Download or read book The Girlhood of Shakespeare s Heroines written by Mary Cowden Clarke and published by . This book was released on 1851 with total page 538 pages. Available in PDF, EPUB and Kindle. Book excerpt:
Download or read book Shakespeare s Comedy of Love s Labour s Lost written by William James Rolfe and published by BoD – Books on Demand. This book was released on 2024-03-20 with total page 182 pages. Available in PDF, EPUB and Kindle. Book excerpt: Reprint of the original, first published in 1882.
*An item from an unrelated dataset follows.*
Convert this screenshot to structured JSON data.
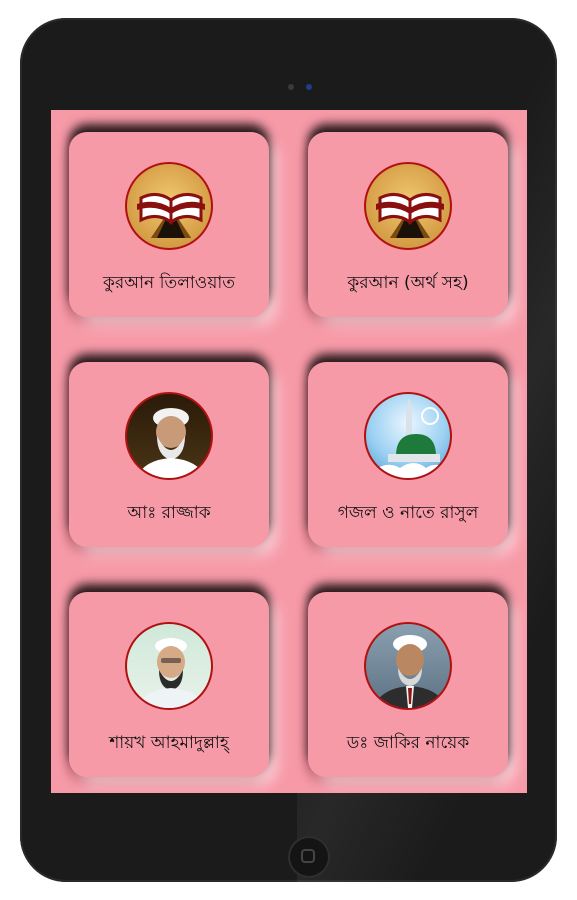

Download or read book The Animal lore of Shakespeare s Time written by Emma Phipson and published by . This book was released on 1883 with total page 506 pages. Available in PDF, EPUB and Kindle. Book excerpt:
Download or read book Picturing Shakespeare written by Jean-Louis CLARET and published by Anthem Press. This book was released on 2024-05-07 with total page 170 pages. Available in PDF, EPUB and Kindle. Book excerpt: This study investigates the capacity of Shakespeare’s texts – obviously destined for stage performances – to generate images and mental colours in the readers’ and in the spectators’ minds. Such notions as Ut pictura poesis and the paragoneare discussed in the first part of this book, along with the function and nature of colours. After considering the sets of correspondences and the major differences between texts and images, the author presents and analyzes some of his own illustrations of Shakespearean characters. Jean-Louis Claret, both a university professor specialized in Shakespeare’s theatre and an illustrator, proposes to shed light on the process that led him from the perusal of the written text to the visualization of visages. The voice of poets is unconventionally called upon to shed light on the complex mechanisms he describes.